Jadi seperti itu kebiasaan kami setiap kali kembali ke kampung, yaitu bertemu
kakek..
Saat saya menyelesaikan study S1, saya masih
sempat beberapa bulan menjadi pengacara (pengangguran banyak acara) yang galau
dengan setiap surat lamara yang dikirimkan. Beberapa kali bolak-balik
Makassar-Toraja, dan masih dengan kebiasaan yang sama yaitu mengunjungi kakek.
Nasehat untuk yang masih sekolah dan yang udah selesai sekolah (alias nganggur)
emang beda yah. Saat itu saya lagi santai-santai, ehhh gak ada hujan gak ada
angin langsung meluncur kata-kata nasehat untuk cucunya paling Karibo kece
sejagat ini, “Dau mendapo’ ke tae’ pa mu ma’jama. Dau daka’ tau mambela, tae’
na di bela male lako dau. Yake ma’jama moko, dau langsung mendapo’, di ben dolo
tomatuanta tu gaji ta. Parallu to menabung.” (jangan menikah dulu kelo belum
kerja. Gak usah cari orang jauh, nanti kami susah kalo mau ke sana. Kalo udah
kerja jangan langsung nikah, orang tua dulu yang diberikan gaji kita. Menabung itu
perlu)![]() |
Postingan saat dapat ceramah tiba-tiba dari kakek. Saking membekasnya sampe di buat postingan. ^_^ |
Ruarrr biasa!! Otomatis eike shock lah bo. Tiba-tiba
ngomongin soal mendapo’ alias nikah. Udah galau kerjaan, ditambahin lagi galau
mendapo’nya. Kakekku udah nasehatin mendapo’ tuh, kamunya di mana sekarang?
Ehh. Hahaha. Iyup. Nasehat berganti mengenai pekerjaan dan pasangan hidup.
Hadeuhhh. -_-. Tapi, sebagai cucu yang baik hati dan tidak sombong dan tidak
makan sabun, saya tetap mendengarkan nasehat itu.
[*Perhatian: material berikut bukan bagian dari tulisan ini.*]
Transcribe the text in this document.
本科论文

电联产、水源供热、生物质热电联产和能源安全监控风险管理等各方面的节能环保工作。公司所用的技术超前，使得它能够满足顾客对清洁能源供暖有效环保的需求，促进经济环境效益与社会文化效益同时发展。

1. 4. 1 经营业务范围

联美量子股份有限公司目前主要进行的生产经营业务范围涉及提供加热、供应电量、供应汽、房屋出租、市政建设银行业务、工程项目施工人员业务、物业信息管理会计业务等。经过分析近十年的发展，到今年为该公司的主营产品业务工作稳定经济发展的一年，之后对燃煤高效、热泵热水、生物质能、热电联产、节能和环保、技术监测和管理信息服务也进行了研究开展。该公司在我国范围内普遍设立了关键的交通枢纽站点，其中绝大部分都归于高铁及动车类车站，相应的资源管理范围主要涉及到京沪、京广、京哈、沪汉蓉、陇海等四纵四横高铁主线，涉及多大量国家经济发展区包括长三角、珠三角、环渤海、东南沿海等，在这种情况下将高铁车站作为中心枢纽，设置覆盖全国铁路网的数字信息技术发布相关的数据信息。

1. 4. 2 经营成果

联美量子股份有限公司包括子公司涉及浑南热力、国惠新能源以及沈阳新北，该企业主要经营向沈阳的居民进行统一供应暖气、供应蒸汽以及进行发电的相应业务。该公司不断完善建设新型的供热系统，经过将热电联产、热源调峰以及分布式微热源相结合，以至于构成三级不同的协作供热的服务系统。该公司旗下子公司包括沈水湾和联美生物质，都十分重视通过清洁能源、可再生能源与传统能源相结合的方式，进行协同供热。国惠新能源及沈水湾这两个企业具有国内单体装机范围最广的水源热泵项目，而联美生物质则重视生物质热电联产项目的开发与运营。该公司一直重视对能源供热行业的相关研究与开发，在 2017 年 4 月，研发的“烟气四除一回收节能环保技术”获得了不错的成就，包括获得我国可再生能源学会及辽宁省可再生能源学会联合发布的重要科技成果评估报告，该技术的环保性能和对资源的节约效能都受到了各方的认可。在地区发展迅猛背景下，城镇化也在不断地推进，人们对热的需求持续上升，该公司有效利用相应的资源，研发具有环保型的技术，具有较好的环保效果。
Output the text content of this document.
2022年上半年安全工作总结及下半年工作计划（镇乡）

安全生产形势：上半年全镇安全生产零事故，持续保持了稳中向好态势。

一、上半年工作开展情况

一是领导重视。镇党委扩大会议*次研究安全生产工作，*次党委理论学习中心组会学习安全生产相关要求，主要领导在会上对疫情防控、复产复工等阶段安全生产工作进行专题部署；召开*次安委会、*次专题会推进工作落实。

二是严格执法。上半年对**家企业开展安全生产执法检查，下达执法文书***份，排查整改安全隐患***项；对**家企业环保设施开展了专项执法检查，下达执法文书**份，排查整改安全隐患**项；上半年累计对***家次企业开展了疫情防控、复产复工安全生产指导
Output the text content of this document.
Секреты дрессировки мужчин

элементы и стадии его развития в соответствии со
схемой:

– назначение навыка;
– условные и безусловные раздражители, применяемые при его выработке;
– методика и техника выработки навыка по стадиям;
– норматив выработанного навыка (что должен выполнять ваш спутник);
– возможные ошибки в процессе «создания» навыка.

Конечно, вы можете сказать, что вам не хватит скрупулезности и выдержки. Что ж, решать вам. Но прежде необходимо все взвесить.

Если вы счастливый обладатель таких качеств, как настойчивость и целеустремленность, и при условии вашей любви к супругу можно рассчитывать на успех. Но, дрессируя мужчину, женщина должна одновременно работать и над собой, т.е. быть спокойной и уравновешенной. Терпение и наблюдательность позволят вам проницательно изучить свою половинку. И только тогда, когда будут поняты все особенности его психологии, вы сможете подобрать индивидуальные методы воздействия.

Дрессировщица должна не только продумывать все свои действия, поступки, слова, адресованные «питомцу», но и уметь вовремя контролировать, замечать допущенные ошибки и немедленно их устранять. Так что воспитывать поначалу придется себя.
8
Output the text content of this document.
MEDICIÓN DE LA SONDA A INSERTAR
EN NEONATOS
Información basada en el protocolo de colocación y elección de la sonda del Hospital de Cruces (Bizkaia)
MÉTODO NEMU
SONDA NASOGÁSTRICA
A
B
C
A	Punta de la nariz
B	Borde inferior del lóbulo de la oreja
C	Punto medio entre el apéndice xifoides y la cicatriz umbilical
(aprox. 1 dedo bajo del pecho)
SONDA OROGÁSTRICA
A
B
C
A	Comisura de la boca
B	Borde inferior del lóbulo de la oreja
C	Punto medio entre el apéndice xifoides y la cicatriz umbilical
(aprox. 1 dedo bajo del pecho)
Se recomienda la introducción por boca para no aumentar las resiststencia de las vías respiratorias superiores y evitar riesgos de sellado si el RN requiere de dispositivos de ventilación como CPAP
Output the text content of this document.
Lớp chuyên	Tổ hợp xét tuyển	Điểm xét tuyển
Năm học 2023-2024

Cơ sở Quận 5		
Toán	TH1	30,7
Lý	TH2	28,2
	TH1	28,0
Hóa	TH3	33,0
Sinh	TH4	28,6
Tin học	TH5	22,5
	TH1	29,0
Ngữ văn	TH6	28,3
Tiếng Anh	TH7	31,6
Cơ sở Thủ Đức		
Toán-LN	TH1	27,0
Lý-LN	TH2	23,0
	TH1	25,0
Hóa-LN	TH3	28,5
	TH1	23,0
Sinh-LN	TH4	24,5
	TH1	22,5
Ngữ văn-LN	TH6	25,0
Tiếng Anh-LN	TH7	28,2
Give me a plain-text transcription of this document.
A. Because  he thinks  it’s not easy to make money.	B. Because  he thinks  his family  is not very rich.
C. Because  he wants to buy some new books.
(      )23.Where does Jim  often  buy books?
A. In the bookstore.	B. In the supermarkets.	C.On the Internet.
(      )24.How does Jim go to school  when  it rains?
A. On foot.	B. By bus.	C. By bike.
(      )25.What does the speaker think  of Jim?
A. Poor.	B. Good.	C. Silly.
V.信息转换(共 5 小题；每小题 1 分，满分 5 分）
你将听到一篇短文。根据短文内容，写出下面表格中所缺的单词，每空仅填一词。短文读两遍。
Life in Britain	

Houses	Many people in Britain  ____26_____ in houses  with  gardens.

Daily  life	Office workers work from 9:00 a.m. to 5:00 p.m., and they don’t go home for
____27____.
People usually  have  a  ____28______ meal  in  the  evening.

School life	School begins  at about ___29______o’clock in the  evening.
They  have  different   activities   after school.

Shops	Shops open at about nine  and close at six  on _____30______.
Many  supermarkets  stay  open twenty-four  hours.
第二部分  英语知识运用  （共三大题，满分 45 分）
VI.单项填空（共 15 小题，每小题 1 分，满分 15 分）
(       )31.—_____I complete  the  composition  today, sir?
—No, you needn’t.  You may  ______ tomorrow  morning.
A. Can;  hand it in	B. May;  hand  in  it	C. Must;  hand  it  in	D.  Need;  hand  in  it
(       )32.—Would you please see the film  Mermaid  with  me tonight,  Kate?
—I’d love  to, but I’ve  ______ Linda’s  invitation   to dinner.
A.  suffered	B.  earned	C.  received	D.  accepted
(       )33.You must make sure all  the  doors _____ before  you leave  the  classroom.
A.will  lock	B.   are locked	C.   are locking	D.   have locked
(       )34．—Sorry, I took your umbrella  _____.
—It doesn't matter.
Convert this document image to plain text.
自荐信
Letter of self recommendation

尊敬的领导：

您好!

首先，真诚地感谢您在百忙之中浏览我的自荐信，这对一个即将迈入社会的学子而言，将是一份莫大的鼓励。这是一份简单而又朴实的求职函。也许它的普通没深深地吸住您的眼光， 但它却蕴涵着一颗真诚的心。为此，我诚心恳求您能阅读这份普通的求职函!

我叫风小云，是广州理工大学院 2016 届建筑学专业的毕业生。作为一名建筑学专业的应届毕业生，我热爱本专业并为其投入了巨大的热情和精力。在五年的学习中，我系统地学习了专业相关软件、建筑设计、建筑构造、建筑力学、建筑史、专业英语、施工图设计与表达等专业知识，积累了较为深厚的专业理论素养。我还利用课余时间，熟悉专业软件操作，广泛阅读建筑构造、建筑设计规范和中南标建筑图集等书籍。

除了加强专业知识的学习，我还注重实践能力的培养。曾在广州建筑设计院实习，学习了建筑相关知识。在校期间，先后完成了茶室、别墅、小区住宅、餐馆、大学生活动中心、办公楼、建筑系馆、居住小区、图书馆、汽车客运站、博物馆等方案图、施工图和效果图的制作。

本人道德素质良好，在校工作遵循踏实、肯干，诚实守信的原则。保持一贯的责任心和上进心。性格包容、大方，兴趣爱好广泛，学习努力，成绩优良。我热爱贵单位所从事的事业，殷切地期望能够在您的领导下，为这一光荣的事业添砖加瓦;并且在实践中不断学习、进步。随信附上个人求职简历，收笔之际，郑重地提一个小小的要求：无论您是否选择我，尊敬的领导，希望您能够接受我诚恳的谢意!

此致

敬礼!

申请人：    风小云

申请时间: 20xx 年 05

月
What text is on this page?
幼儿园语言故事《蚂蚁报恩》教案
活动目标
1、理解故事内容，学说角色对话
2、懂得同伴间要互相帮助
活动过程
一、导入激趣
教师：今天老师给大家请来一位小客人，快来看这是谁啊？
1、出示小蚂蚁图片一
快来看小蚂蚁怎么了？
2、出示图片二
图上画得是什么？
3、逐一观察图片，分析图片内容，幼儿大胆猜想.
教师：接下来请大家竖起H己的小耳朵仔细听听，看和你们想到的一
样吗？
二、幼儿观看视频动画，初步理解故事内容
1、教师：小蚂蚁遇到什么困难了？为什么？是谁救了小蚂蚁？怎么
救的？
Sekarang, Curly sudah bekerja dan merantau di tempat
yang jauhhhhhhh banget, yang kalo dari kampung ke tempat kerja harus melalui 3
jenis transportasi dulu untuk bisa sampai, yaitu transportasi darat, laut, dan
udara. Untungnya setiap 2 bulan kami memliki jatah libur selama 2 minggu yang
pastinya kesempatan itu saya gunakan untuk pulkam. Setiap kali pulang kampung,
hal yang sama tetap kami lakukan. Setiap libur dan balik ke Toraja, hal pertama
yang kami lakukan saat sudah tiba di Toraja adalah, masuk rumah dan langsung tidur,
soalnya tibanya subuh. Yaeyaallaahh!!! :D Sebelum ke mana-mana kami mengunjungi
kakek, membawa ole-ole atau sekadar menyapa menanyakan kabar. Semenjak kerja,
waktu yang saya habiskan jika berkunjung ke rumah kakek lumayan lebih lama dari
biasanya, apalagi kalo beliau lagi ada di rumah. Banyak yang kami bicarakan.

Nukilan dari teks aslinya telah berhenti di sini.